Capital providers, in turn, need to adopt the creativity and technical capabilities that venture teams have to avoid taking risks with unproven technologies, as well as the structuring and financial strengths of infrastructure investors.

Engage policymakers proactively

Navigating complex regulatory frameworks can be equally difficult, especially in markets where electoral cycles are short and abrupt changes in policy direction could either favour or impede the development of climate solutions.

While many climate solution providers and end users benefit from the manufacturing and investment tax credits offered by the US Inflation Reduction Act (IRA), others chose not to rely on government subsidy programmes and focus on creating value for customers that is not contingent on policy incentives.

In India, producers of wind, solar, or hydro had to demonstrate that renewables could achieve cost parity with coal, the country’s primary source of energy6, even without subsidies, shared one of the showcase speakers. This cost-related challenge is even more pronounced for those seeking to move beyond clean electrons to develop low-carbon molecules, such as green hydrogen or ammonia, because they involve higher-risk, more nascent technologies which require integration with existing infrastructure and industrial assets.

Transport electrification remains equally challenging in India, where two-wheelers make up the majority of road vehicles7. The absence of a versatile charging system and lack of standards for light electric vehicles (LEVs) have hindered the country’s transition from internal combustion engines (ICEs) to EVs, according to another presenter. Collaboration between the Indian government and industry stakeholders has thus been crucial in launching the Light Electric Combined Charging System (LECCS), an AC-DC charging system tailored for LEVs. This model could also be replicated in Southeast Asia, parts of Europe and Africa and South America where the shift to EVs is driven by two- and three-wheelers.
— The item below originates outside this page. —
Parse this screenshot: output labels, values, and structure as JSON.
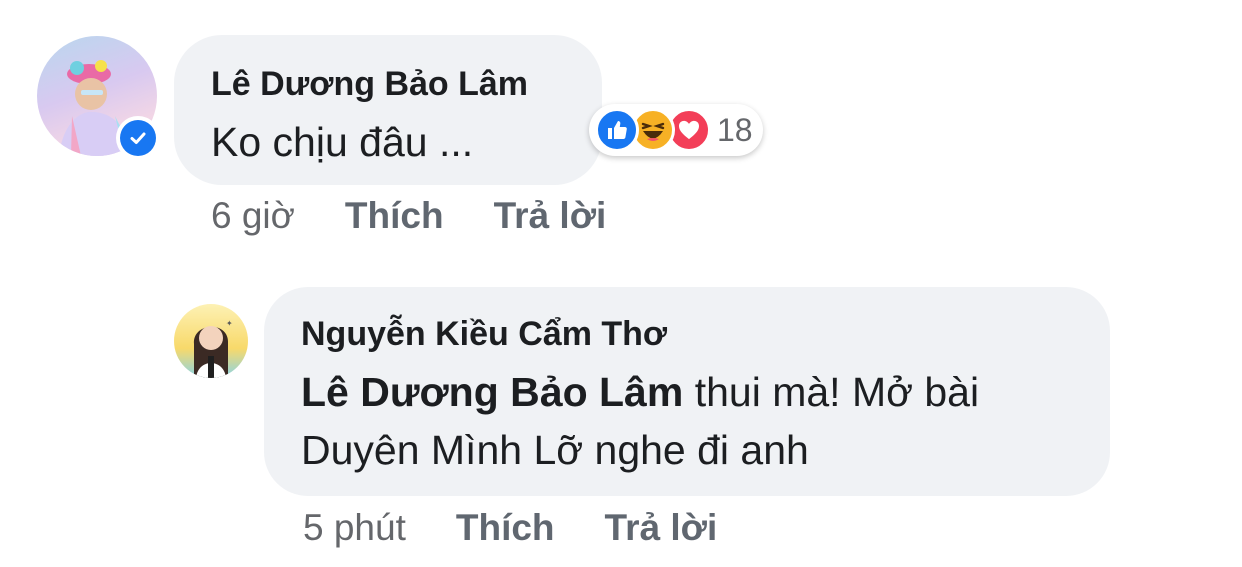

Regardless of the industry or market these firms serve, proactive engagement with regulators and an in-depth understanding of the country’s policy direction are essential to the success of climate innovators.

Be transparent about your social impact

To gain more stakeholder buy-in, businesses should also demonstrate the societal impact of their ventures, such as the employment opportunities and other economic benefits a new manufacturing facility would create in the local community. Conversely, companies must be equally transparent about any potential adverse impact, including the effects on local biodiversity, for example, and outline how they plan to mitigate these risks.

Some climate tech companies have even expanded to provide tertiary education on a range of sustainability issues, from photovoltaic technology to sustainable mobility8. Skills-based training could help build more awareness on the importance of climate solutions while developing a wider pool of talent for these ventures.

Improve your climate disclosures

By measuring their climate data consistently, companies are able to set more informed emission reduction targets and roadmaps and fulfil their regulatory or investor reporting requirements more effectively.

However, access to quality, comparable, and financially material ESG data remains challenging, particularly in regions such as Asia with relatively less developed sustainability reporting frameworks, according to one of the speakers. Data scarcity is especially prevalent in private markets which are not subject to the same level of disclosure requirements as listed companies. Additionally, standardisation remains challenging, even as we see increased convergence in reporting frameworks. Climate data providers that can help companies and investors to address these data and quality gaps stand to gain significantly.

Collaboration is key

The speakers offered some practical advice to conclude, including giving more credit to and listening to customers, moving and executing at speed, and focusing on bankability and scale rather than excessive innovation. Most importantly, unlocking the climate solutions of the future requires collaboration among all actors in the climate ecosystem, including technology firms, companies undergoing their own transition, investors, regulators, and local communities.